Creative journeling is a form of journaling where you use diverse medium. You might draw, paint or use a collage to express your emotions. Creative Journaling is “…a chance to experience a deeper sense of self. It quiets, momentarily, the headlong rush through life so that you can be the observer as well as the actor in the play” (McKay et al., 2001, p. 120).
Useful tools are a journal with blank pages, colourful pens, collage materials and paints. Create a space to be artistic with a table and all the supplies you need. You will also need uninterrupted time.
“Stay with the flow” is a type of mediation from the book The Self-Nourishment Companion. It is a centering technique where you alternate paying attention between you inner and outer experience. It “…helps you relax and feel more aware of yourself” (McKay et al., 2001, p. 130). Staying with the flow is designed to help you to become more present.

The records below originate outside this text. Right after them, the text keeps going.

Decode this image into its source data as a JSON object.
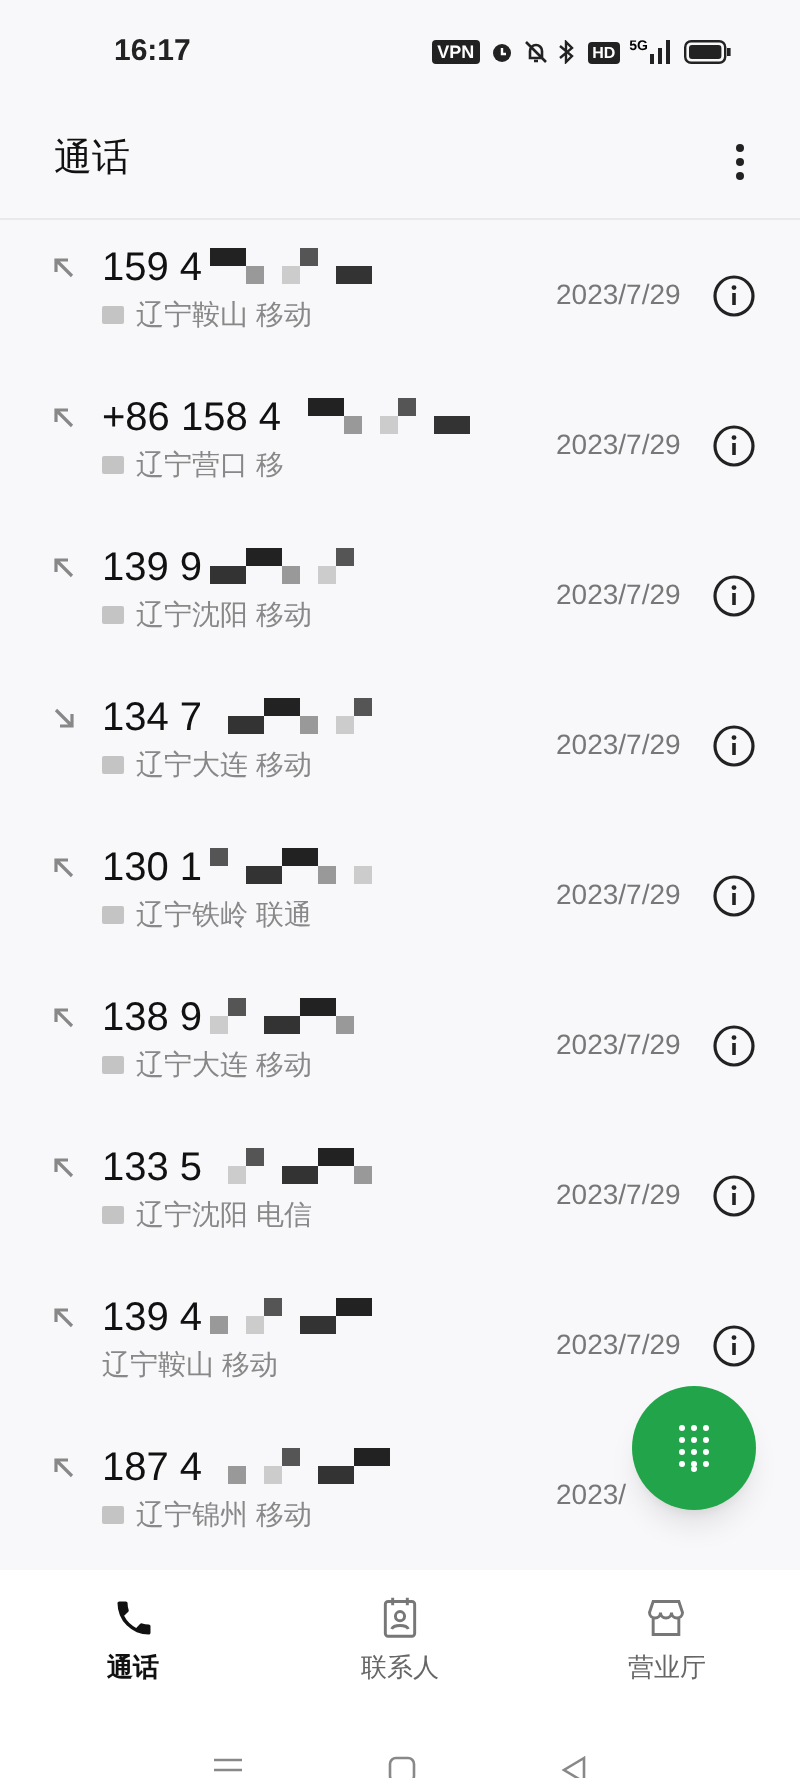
{
  "status_bar": {
    "time": "16:17",
    "vpn": "VPN",
    "hd": "HD",
    "network": "5G"
  },
  "header": {
    "title": "通话"
  },
  "calls": [
    {
      "number": "159 4",
      "location": "辽宁鞍山 移动",
      "date": "2023/7/29",
      "incoming": false,
      "hd": true,
      "info": true
    },
    {
      "number": "+86 158 4",
      "location": "辽宁营口 移",
      "date": "2023/7/29",
      "incoming": false,
      "hd": true,
      "info": true
    },
    {
      "number": "139 9",
      "location": "辽宁沈阳 移动",
      "date": "2023/7/29",
      "incoming": false,
      "hd": true,
      "info": true
    },
    {
      "number": "134 7",
      "location": "辽宁大连 移动",
      "date": "2023/7/29",
      "incoming": true,
      "hd": true,
      "info": true
    },
    {
      "number": "130 1",
      "location": "辽宁铁岭 联通",
      "date": "2023/7/29",
      "incoming": false,
      "hd": true,
      "info": true
    },
    {
      "number": "138 9",
      "location": "辽宁大连 移动",
      "date": "2023/7/29",
      "incoming": false,
      "hd": true,
      "info": true
    },
    {
      "number": "133 5",
      "location": "辽宁沈阳 电信",
      "date": "2023/7/29",
      "incoming": false,
      "hd": true,
      "info": true
    },
    {
      "number": "139 4",
      "location": "辽宁鞍山 移动",
      "date": "2023/7/29",
      "incoming": false,
      "hd": false,
      "info": true
    },
    {
      "number": "187 4",
      "location": "辽宁锦州 移动",
      "date": "2023/",
      "incoming": false,
      "hd": true,
      "info": false
    }
  ],
  "tabs": [
    {
      "label": "通话",
      "kind": "calls",
      "selected": true
    },
    {
      "label": "联系人",
      "kind": "contacts",
      "selected": false
    },
    {
      "label": "营业厅",
      "kind": "store",
      "selected": false
    }
  ]
}
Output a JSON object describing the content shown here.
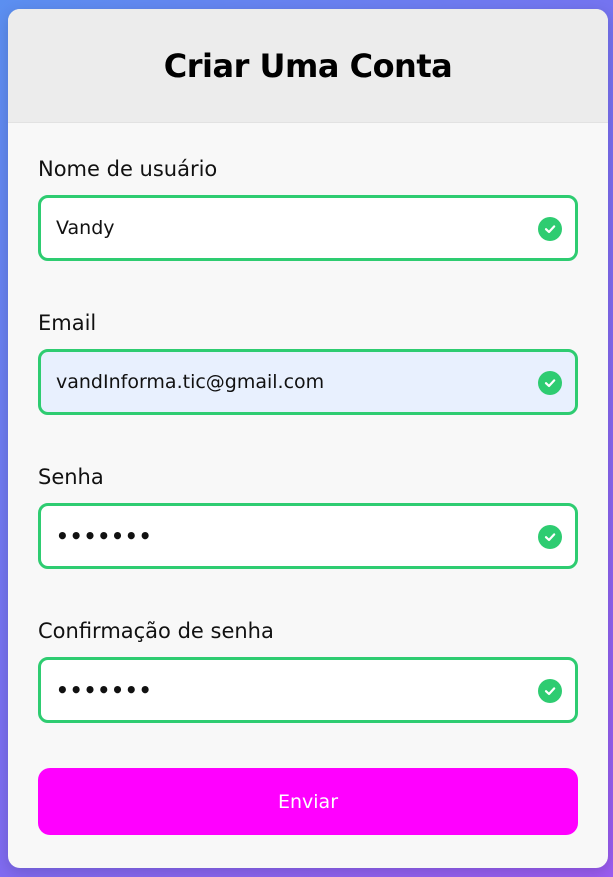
{
  "form": {
    "title": "Criar Uma Conta",
    "fields": [
      {
        "label": "Nome de usuário",
        "value": "Vandy",
        "type": "text",
        "status": "valid",
        "status_icon": "check-circle-icon"
      },
      {
        "label": "Email",
        "value": "vandInforma.tic@gmail.com",
        "type": "email",
        "status": "valid",
        "status_icon": "check-circle-icon"
      },
      {
        "label": "Senha",
        "value": "•••••••",
        "type": "password",
        "status": "valid",
        "status_icon": "check-circle-icon"
      },
      {
        "label": "Confirmação de senha",
        "value": "•••••••",
        "type": "password",
        "status": "valid",
        "status_icon": "check-circle-icon"
      }
    ],
    "submit_label": "Enviar"
  },
  "colors": {
    "valid": "#2ecc71",
    "button": "#ff00ff",
    "header_bg": "#ececec",
    "card_bg": "#f8f8f8",
    "autofill_bg": "#e8f0fe",
    "background_gradient": [
      "#5b8ff0",
      "#9b5cf0"
    ]
  }
}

Sit still. First tune into the sensations happening in your body. Do you feel any tension anywhere? Pay attention to your emotional state. Try to avoid past and future thinking. Then tune into sounds outside your body. Do you hear traffic? Do you hear bird song? Gently alternate between these two present states until you feel grounded, silently naming your experience.
Breathing is a very basic meditation but also very effective. Often we breathe very shallow breaths and become anxious in our bodies. Deep belly breaths bring us back to calm through centering and grounding us.

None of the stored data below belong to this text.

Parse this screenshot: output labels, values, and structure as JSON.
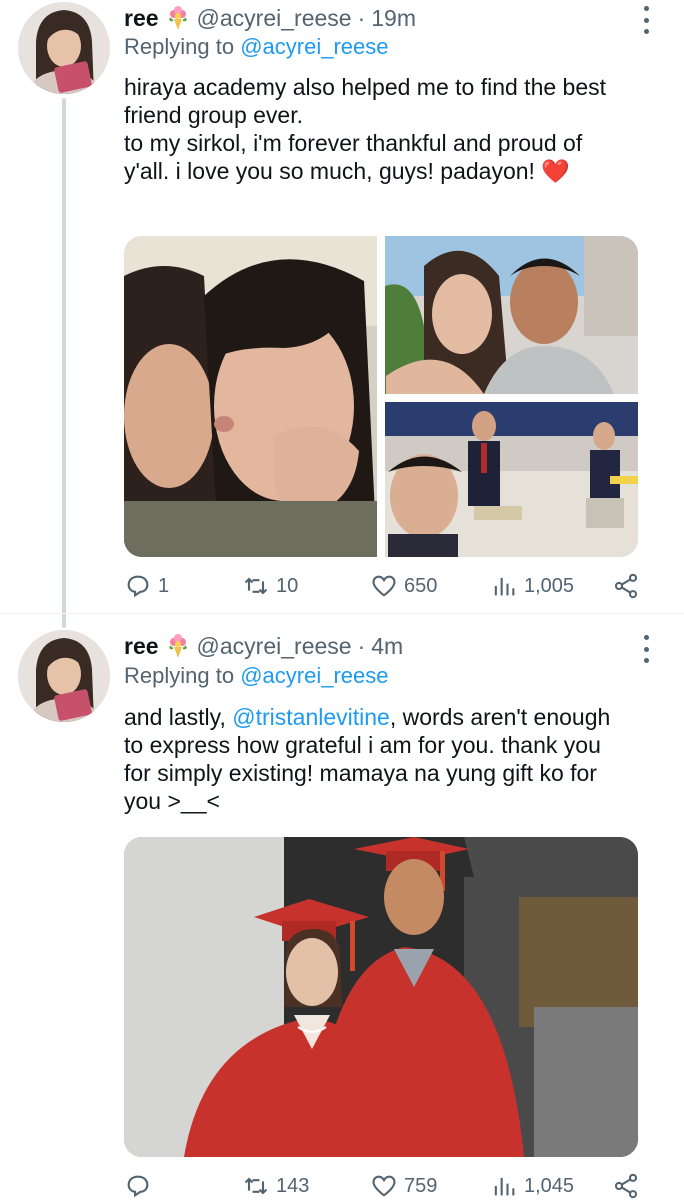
{
  "tweets": [
    {
      "display_name": "ree",
      "name_emoji": "bouquet-icon",
      "handle": "@acyrei_reese",
      "separator": "·",
      "time": "19m",
      "replying_prefix": "Replying to ",
      "replying_to": "@acyrei_reese",
      "text_lines": [
        "hiraya academy also helped me to find the best",
        "friend group ever.",
        "to my sirkol, i'm forever thankful and proud of",
        "y'all. i love you so much, guys! padayon! "
      ],
      "heart": "❤️",
      "stats": {
        "replies": "1",
        "retweets": "10",
        "likes": "650",
        "views": "1,005"
      }
    },
    {
      "display_name": "ree",
      "name_emoji": "bouquet-icon",
      "handle": "@acyrei_reese",
      "separator": "·",
      "time": "4m",
      "replying_prefix": "Replying to ",
      "replying_to": "@acyrei_reese",
      "text_prefix": "and lastly, ",
      "mention": "@tristanlevitine",
      "text_first_suffix": ", words aren't enough",
      "text_lines": [
        "to express how grateful i am for you. thank you",
        "for simply existing! mamaya na yung gift ko for",
        "you >__<"
      ],
      "stats": {
        "replies": "",
        "retweets": "143",
        "likes": "759",
        "views": "1,045"
      }
    }
  ],
  "colors": {
    "link": "#1d9bf0",
    "secondary_text": "#536471",
    "primary_text": "#0f1419",
    "graduation_gown": "#c8322d"
  }
}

A simple breathing technique is triangle breathing. Breathe in for a count of three, hold for three and breathe out for five. Another breathing technique is alternate nostril breathing which is particularly effective when under stress. Use your hand to block off your right nostril. Breathe in through your left nostril. Hold for a count of three. Plug your left nostril and breathe out your right nostril. Breathe in your right nostril while your left one is plugged. Continue alternating for a couple minutes.
Progressive Muscle Relaxation
This full body relaxation technique is particularly helpful when done before bed. You start by breathing in and out full breaths into your abdomen. As you exhale let your whole body release into relaxation. Starting with arms, tense your muscles for seven seconds. Do your arms, head, neck, and torso continuing through your whole body. Relax after tensing and notice tension draining from your body. Pay attention to the sensations of relaxation. Repeat if necessary.
Aromatherapy “…uses pure plant essential oils to enhance emotional wellbeing and to restore your total health in many ways” (McKay et al., 2001, p. 46). Scents often evoke positive feelings. For example, salt in the air may bring back childhood memories of playing by the ocean. These comforting feelings help you relax and unwind.
There are a number of ways to use oils. My two favorites are diffusing oils and putting oils in my bath. Oils for relaxing include lavender and chamomile. These oils promote relaxation and even help you sleep better.
Grounding is a necessary tool in busy modern life. There are numerous effective tools for learning to stay present. Experiement with the above techniques and find your way to calm.